Learned altruistic behavior, seeing all people as equals, gave the rescuers the ability to transcend the propaganda against the Jews and to see them as human beings just like themselves.
Most Germans during the Nazi era weren’t executioners. They were mainly by-standers, neither helping nor hindering the extermination program. But there was a small group who risked their own lives in order to help those who were destined for death camps. They did this without any expectation of reward, at great risk to themselves and often for strangers.
Eva Fogelman, a founding director of the Jewish Foundation for Christian Rescuers and co-director of Psychotherapy with Generations of the Holocaust and Related Traumas, wanted to know whether there were factors held in common by those who saved Jews from the Nazi Holocaust.
She wondered if the rescuers were a particular nationality, social class, religion, political affiliation or gender.
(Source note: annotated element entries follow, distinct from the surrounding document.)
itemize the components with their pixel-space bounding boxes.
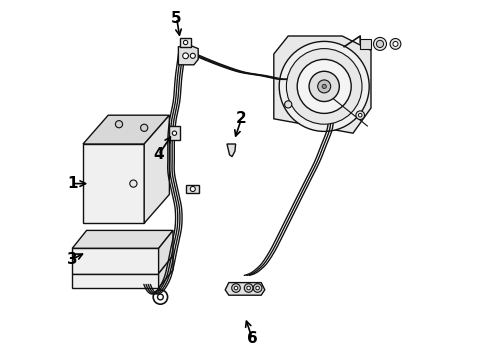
Polygon shape (159, 230, 173, 274)
Circle shape (256, 286, 259, 290)
Text: 1: 1 (67, 176, 77, 191)
Circle shape (297, 59, 351, 113)
Circle shape (234, 286, 238, 290)
Polygon shape (72, 230, 173, 248)
Text: 3: 3 (67, 252, 77, 267)
Circle shape (376, 40, 384, 48)
Polygon shape (72, 248, 159, 274)
Circle shape (356, 111, 365, 120)
Polygon shape (186, 185, 199, 193)
Circle shape (390, 39, 401, 49)
Circle shape (285, 101, 292, 108)
Circle shape (232, 284, 240, 292)
Circle shape (130, 180, 137, 187)
Polygon shape (180, 38, 191, 47)
Circle shape (116, 121, 122, 128)
Circle shape (253, 284, 262, 292)
Circle shape (393, 41, 398, 46)
Text: 2: 2 (236, 111, 247, 126)
Polygon shape (227, 144, 236, 157)
Polygon shape (72, 274, 159, 288)
Circle shape (141, 124, 148, 131)
Circle shape (190, 53, 196, 58)
Circle shape (190, 186, 196, 192)
Circle shape (373, 37, 387, 50)
Circle shape (247, 286, 250, 290)
Circle shape (183, 53, 189, 59)
Circle shape (279, 41, 369, 131)
Polygon shape (83, 115, 170, 144)
Polygon shape (178, 45, 198, 65)
Circle shape (318, 80, 331, 93)
Circle shape (286, 49, 362, 124)
Polygon shape (360, 39, 371, 49)
Circle shape (172, 131, 176, 135)
Polygon shape (225, 283, 265, 295)
Circle shape (322, 84, 326, 89)
Circle shape (245, 284, 253, 292)
Polygon shape (274, 36, 371, 133)
Circle shape (358, 113, 362, 117)
Polygon shape (83, 144, 144, 223)
Text: 5: 5 (172, 10, 182, 26)
Polygon shape (159, 256, 173, 288)
Polygon shape (169, 126, 180, 140)
Circle shape (309, 71, 339, 102)
Text: 4: 4 (153, 147, 164, 162)
Text: 6: 6 (247, 331, 258, 346)
Circle shape (183, 40, 188, 45)
Polygon shape (144, 115, 170, 223)
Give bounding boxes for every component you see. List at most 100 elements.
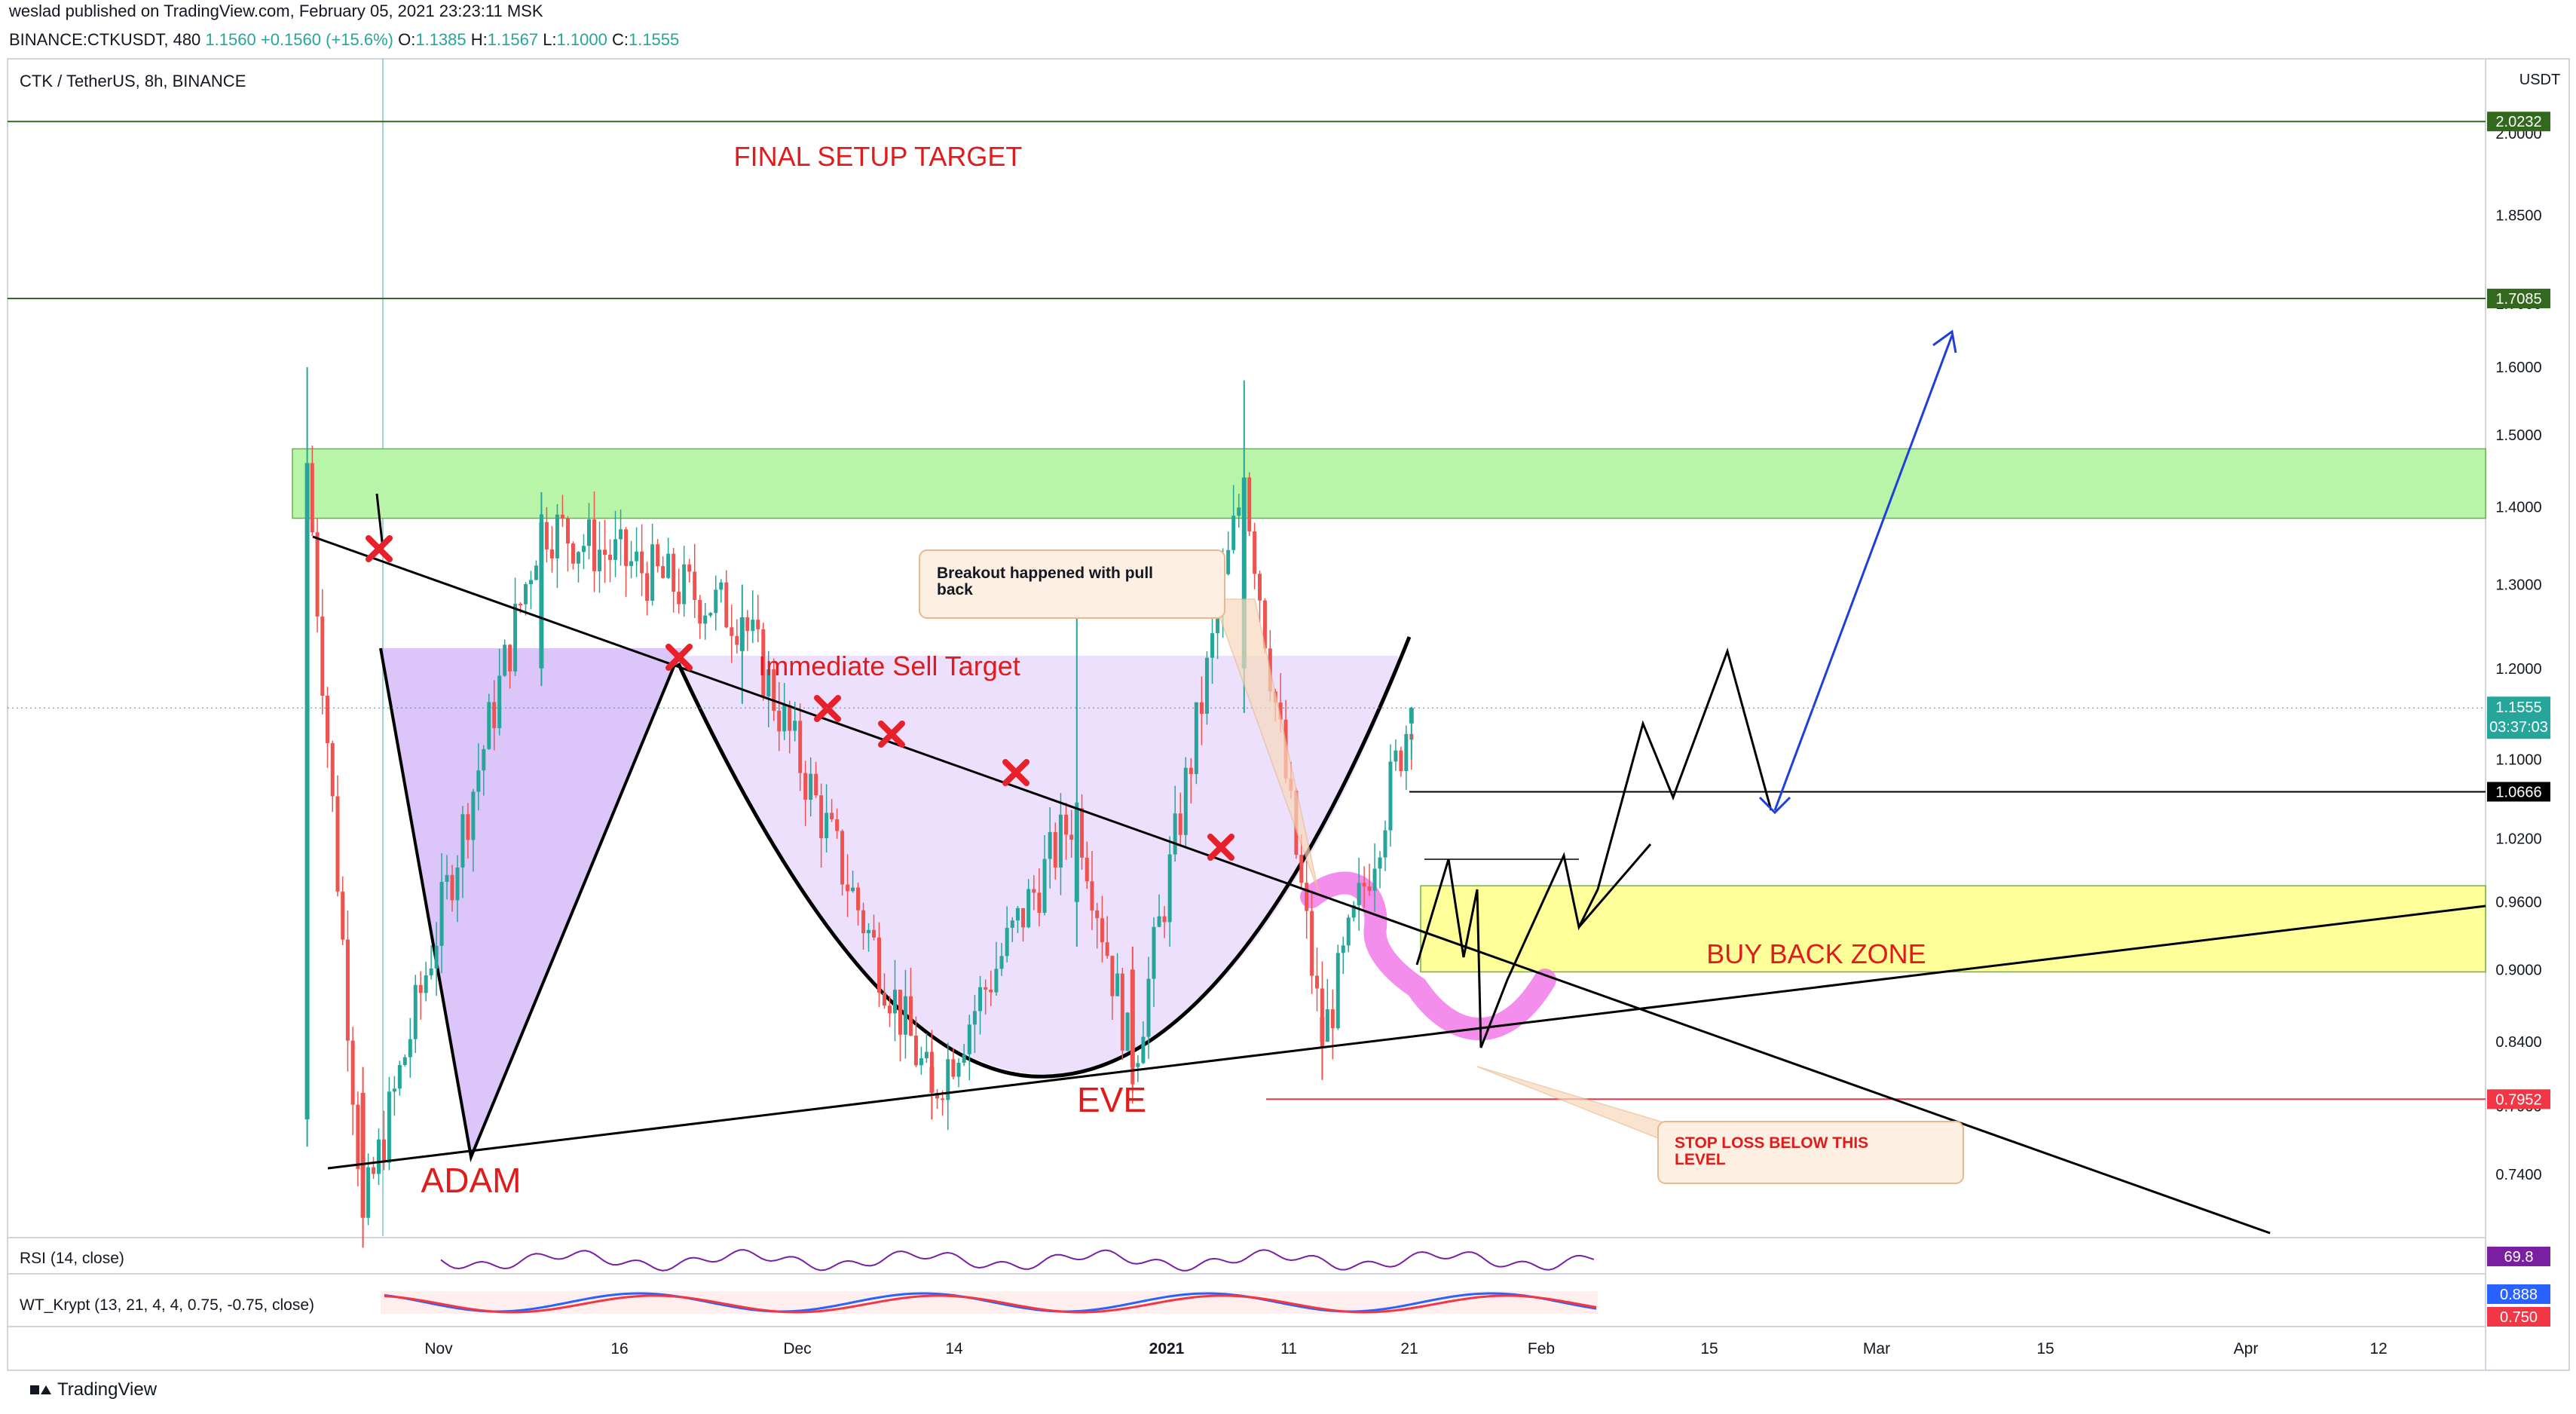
candle-body [924,1051,929,1059]
candle-body [1026,889,1031,928]
candle-body [1146,978,1151,1037]
candle-body [1330,1009,1335,1029]
x-mark-3 [814,695,841,722]
x-mark-5 [1002,759,1029,786]
drawings-layer [312,329,2486,1235]
candle-body [629,561,634,566]
y-tick-17: 1.0200 [2495,831,2541,847]
candle-body [471,791,476,840]
candle-body [1404,733,1409,772]
levels-layer [8,121,2486,1100]
zones-layer [292,448,2486,973]
candle-body [898,990,902,1035]
candle-body [751,620,755,632]
ohlc-bar: BINANCE:CTKUSDT, 480 1.1560 +0.1560 (+15… [9,30,679,50]
tradingview-brand[interactable]: TradingView [30,1379,157,1400]
candle-body [1080,808,1085,858]
candle-body [1378,857,1382,869]
candle-body [1325,1009,1329,1042]
price-unit: USDT [2519,72,2560,88]
chart-frame [7,58,2570,1371]
candle-body [1105,942,1109,956]
candle-body [619,529,623,540]
low-value: 1.1000 [556,30,607,49]
candle-body [1085,857,1089,882]
candle-body [1278,702,1283,720]
candle-body [345,939,350,1041]
indicator-panes: RSI (14, close) 69.8 WT_Krypt (13, 21, 4, … [20,1247,2550,1327]
candle-body [1015,907,1020,921]
level-badge-text-4: 1.7085 [2495,291,2541,308]
candle-body [677,592,681,604]
candle-body [1064,814,1069,835]
candle-body [656,544,660,567]
candle-body [861,910,866,934]
projection-zigzag [1415,647,1773,1048]
candle-Jan-21 [1241,477,1247,669]
candle-body [413,984,418,1039]
y-tick-9: 1.8500 [2495,208,2541,225]
candle-body [999,956,1004,969]
open-value: 1.1385 [415,30,467,49]
x-mark-6 [1207,834,1234,861]
candle-body [408,1039,412,1057]
candle-body [1226,549,1231,574]
candle-body [320,616,325,696]
y-tick-19: 0.9000 [2495,962,2541,978]
candle-body [1115,973,1120,996]
candle-body [978,987,983,1012]
current-price-text: 1.1555 [2495,699,2541,716]
candle-body [341,891,345,940]
zone-3 [1420,885,2486,973]
brand-label: TradingView [57,1379,158,1400]
stop-callout-line-2: LEVEL [1675,1151,1726,1168]
candle-body [434,945,439,969]
adam-v-line [379,647,680,1163]
x-tick-12: Apr [2234,1340,2259,1357]
candle-body [1372,868,1377,891]
wt-badge-1 [2487,1284,2550,1304]
candle-body [376,1139,381,1174]
y-tick-12: 1.5000 [2495,427,2541,444]
final-target-label: FINAL SETUP TARGET [734,141,1023,172]
candle-body [1110,956,1115,996]
candle-body [1005,927,1009,956]
x-tick-8: Feb [1528,1340,1555,1357]
candle-body [315,532,320,617]
candle-body [1090,881,1094,911]
descending-trendline [312,535,2271,1235]
candle-body [989,989,993,993]
candle-body [565,518,570,544]
candle-body [1189,767,1193,774]
candle-Jan-28 [1320,1017,1325,1042]
candle-body [326,696,330,743]
candle-Feb-5 [1409,708,1414,724]
eve-cup-line [676,636,1412,1079]
close-label: C: [611,30,629,49]
candle-body [1351,905,1356,918]
candle-body [581,546,586,552]
candle-body [330,742,335,797]
candle-body [994,969,999,993]
candle-body [919,1058,923,1066]
countdown-text: 03:37:03 [2489,719,2548,736]
candle-body [809,773,813,800]
candle-body [519,604,523,606]
rsi-badge [2487,1247,2550,1266]
candle-body [392,1088,396,1092]
candle-body [1120,973,1124,1051]
candle-body [788,705,792,731]
rsi-label: RSI (14, close) [20,1250,124,1267]
candle-body [825,813,829,839]
x-tick-10: Mar [1863,1340,1890,1357]
price-axis: 2.00001.85001.70001.60001.50001.40001.30… [8,112,2550,1183]
y-tick-14: 1.3000 [2495,577,2541,594]
eve-label: EVE [1077,1080,1146,1119]
candle-body [335,796,340,892]
candle-body [366,1167,371,1218]
short-channel-line [1577,843,1652,928]
candle-body [387,1091,391,1163]
candle-body [851,887,855,892]
eve-cup-fill [678,656,1398,1075]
No, is her answer. Some were intensely religious, others atheists, and others non-practicing Christians. Rescuers came from all classes and occupations — farmers, executives, doctors, blacksmith, social workers and dressmakers.
Gender and politics weren’t factors either. Men, women, conservatives and communist were all amongst the rescuers.
So if none of these characteristics made a difference, what did?
Fogelman says it is ‘character.’
“[It was not] just a haphazard collection of individuals who chanced to rescue Jews, but people who have surprisingly similar humanistic values. It was not a whim that led these people to risk their lives and those of their families, but a response…that came from core values developed and instilled in them in childhood,” Fogelman says.
As children they experienced one or more of the following: a nurturing, loving home; an altruistic parent or beloved caretaker; a tolerance for people who were different; a childhood illness or loss that tested their resilience; an emphasis upon independence, discipline with explanations, and caring.
The values they shared were altruism, independence of mind and respect for differences among people. As children, the rescuers were taught these principles as part of daily living. “This made virtue a habit,” says Fogelman. She tells us that the parents of some of the rescuers had involved them in helping others by bringing food to a sick person or sleeping over at a house where a neighbor was about to give birth and her husband was not there.
Fogelman says, “Learned altruistic behavior, seeing all people as equals, gave the rescuers the ability to transcend the propaganda against the Jews and to see them as human beings just like themselves. They took the responsibility to help because they knew that unless they did something that person would die.”